Definition
An order type is the specific contractual instruction a trader gives a broker about how to execute a transaction. Each type makes different guarantees and accepts different risks. A market order guarantees execution but not price. A limit order guarantees price but not execution. A stop order guarantees execution if a trigger is hit, again without a price guarantee. A stop-limit order requires both a trigger and a price ceiling or floor, and so guarantees neither outright. Bracket and trailing orders are composites built from these primitives.
The choice of order type is one of the few execution decisions entirely under the trader's control, and it determines how every other variable — slippage, fill probability, time at risk, exposure to gap moves — resolves.
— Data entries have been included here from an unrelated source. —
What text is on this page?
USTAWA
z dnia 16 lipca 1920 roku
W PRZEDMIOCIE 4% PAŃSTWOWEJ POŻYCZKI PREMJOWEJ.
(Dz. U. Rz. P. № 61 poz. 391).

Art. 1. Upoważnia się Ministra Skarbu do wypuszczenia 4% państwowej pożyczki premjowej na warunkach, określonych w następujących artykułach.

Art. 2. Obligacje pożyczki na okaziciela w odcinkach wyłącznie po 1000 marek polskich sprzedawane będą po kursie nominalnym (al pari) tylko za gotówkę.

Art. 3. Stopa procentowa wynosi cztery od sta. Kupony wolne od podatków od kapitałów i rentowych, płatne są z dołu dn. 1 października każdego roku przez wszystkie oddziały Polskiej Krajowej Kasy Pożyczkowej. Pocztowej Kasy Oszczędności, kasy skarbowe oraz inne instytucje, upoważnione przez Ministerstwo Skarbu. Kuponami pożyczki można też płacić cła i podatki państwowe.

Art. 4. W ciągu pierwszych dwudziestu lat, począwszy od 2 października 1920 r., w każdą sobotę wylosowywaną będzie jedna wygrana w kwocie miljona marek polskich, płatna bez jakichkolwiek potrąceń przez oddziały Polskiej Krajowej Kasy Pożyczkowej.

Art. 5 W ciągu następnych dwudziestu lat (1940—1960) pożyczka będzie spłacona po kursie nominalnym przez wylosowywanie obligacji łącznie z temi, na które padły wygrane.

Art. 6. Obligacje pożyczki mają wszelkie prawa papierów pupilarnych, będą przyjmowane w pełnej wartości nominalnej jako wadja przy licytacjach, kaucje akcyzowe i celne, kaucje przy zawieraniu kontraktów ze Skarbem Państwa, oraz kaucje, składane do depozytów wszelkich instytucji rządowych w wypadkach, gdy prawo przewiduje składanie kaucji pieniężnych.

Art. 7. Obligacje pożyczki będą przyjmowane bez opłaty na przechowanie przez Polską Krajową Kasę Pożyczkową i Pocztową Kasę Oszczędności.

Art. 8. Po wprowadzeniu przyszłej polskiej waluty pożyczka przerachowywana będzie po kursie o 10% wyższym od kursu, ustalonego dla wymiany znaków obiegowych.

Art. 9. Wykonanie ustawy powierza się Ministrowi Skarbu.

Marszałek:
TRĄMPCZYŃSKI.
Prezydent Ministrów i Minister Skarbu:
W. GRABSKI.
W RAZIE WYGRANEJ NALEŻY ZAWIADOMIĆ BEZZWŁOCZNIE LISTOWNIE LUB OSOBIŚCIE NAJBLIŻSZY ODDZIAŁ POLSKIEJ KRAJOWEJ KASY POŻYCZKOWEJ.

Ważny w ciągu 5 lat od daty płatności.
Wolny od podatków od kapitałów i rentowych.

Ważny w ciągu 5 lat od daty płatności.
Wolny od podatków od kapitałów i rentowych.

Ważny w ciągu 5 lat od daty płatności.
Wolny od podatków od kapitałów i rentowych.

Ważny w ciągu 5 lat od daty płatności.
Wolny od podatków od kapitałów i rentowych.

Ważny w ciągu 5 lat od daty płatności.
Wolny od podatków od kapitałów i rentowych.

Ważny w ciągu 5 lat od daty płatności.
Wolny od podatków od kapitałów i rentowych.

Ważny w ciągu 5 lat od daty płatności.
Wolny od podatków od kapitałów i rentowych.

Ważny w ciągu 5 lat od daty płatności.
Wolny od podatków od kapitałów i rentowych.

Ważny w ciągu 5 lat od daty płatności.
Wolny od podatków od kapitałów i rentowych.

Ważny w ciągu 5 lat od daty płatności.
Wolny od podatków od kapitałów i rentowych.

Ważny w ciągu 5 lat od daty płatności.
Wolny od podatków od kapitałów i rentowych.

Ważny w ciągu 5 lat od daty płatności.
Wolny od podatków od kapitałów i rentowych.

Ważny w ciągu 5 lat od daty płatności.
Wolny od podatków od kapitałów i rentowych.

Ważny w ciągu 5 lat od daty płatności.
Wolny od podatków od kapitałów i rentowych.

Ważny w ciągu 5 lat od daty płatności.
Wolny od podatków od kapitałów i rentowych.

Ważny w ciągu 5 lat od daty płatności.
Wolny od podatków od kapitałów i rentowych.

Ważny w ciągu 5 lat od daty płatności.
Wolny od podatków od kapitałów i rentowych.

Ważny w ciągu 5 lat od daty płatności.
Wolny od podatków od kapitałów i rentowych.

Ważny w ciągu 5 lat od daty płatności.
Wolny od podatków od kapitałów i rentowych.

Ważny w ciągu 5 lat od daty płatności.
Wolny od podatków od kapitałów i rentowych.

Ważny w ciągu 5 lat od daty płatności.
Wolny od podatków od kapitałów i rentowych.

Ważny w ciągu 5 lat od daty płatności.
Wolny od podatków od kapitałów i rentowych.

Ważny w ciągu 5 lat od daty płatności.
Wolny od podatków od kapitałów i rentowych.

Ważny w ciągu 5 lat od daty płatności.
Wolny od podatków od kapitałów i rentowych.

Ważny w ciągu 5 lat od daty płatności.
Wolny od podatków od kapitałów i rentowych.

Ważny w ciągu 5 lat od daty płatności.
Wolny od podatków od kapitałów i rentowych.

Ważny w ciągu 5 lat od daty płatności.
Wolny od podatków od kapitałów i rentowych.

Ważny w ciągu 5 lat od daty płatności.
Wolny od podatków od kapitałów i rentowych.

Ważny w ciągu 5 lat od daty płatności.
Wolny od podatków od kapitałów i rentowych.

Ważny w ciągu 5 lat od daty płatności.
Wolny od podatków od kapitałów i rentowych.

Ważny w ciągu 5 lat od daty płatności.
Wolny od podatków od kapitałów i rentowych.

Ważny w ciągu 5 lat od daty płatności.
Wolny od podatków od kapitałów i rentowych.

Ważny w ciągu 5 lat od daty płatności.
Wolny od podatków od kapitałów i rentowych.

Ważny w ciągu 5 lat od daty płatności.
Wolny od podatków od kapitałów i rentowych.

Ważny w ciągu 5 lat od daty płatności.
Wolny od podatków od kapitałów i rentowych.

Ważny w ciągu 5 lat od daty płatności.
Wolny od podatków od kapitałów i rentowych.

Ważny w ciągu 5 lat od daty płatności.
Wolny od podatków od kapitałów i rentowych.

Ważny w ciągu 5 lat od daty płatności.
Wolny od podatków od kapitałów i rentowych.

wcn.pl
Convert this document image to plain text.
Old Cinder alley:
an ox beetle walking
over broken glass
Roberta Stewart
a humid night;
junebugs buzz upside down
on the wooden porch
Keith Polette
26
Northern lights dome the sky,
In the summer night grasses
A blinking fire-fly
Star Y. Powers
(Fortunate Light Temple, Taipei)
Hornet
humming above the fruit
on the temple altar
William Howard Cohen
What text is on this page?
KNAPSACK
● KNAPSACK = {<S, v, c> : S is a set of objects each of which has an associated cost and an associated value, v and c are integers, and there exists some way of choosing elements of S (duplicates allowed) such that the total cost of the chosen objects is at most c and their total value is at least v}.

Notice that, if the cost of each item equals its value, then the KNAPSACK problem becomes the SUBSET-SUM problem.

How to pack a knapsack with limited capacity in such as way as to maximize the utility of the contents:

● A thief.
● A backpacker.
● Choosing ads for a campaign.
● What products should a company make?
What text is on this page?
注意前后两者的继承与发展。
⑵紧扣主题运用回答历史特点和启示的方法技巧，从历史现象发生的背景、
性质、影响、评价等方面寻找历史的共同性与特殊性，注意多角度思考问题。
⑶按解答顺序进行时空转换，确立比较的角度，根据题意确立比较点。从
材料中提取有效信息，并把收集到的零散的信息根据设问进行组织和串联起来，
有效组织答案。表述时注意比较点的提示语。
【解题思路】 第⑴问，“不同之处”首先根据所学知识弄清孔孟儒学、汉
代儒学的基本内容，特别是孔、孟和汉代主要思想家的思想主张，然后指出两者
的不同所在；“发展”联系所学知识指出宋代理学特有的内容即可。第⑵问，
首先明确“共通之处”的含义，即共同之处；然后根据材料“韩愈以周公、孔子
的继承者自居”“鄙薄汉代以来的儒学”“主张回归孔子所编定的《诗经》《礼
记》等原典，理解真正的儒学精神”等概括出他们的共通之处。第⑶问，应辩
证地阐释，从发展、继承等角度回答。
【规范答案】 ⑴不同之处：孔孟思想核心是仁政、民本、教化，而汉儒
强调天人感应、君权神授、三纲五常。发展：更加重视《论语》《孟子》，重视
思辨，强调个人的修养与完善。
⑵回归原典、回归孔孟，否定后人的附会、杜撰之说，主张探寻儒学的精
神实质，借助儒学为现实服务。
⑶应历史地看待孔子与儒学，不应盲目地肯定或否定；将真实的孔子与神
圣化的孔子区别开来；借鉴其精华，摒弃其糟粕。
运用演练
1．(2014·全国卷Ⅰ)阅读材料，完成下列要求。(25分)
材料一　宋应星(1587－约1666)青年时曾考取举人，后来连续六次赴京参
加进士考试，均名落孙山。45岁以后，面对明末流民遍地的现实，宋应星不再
Picking the wrong type is one of the most common ways a backtest-clean strategy underperforms in production.
Why it matters
How it works
The two primitives are market and limit. A market order says "trade immediately at whatever price the book offers" and is filled at the inside ask (when buying) or inside bid (when selling), walking deeper into the book if size exceeds the inside quantity. A limit order says "trade only at this price or better" and rests on the book at the limit price, waiting for a counterparty. The first prioritises certainty over price; the second prioritises price over certainty.
Composite types build on these. A stop order waits for the market to trade at or through a trigger price, then submits a market order — useful for exits but vulnerable when the market gaps through the stop overnight. A stop-limit submits a limit order on trigger, protecting against gap fills but accepting that the limit may never be reached. A bracket order combines an entry with a profit-taking limit and a protective stop, three legs submitted together. A trailing stop adjusts its trigger as the position moves favourably, locking in gains. Modern algorithmic order types (VWAP, TWAP, iceberg, peg) are higher-level abstractions that decompose a parent order into child orders of these primitive types according to a schedule.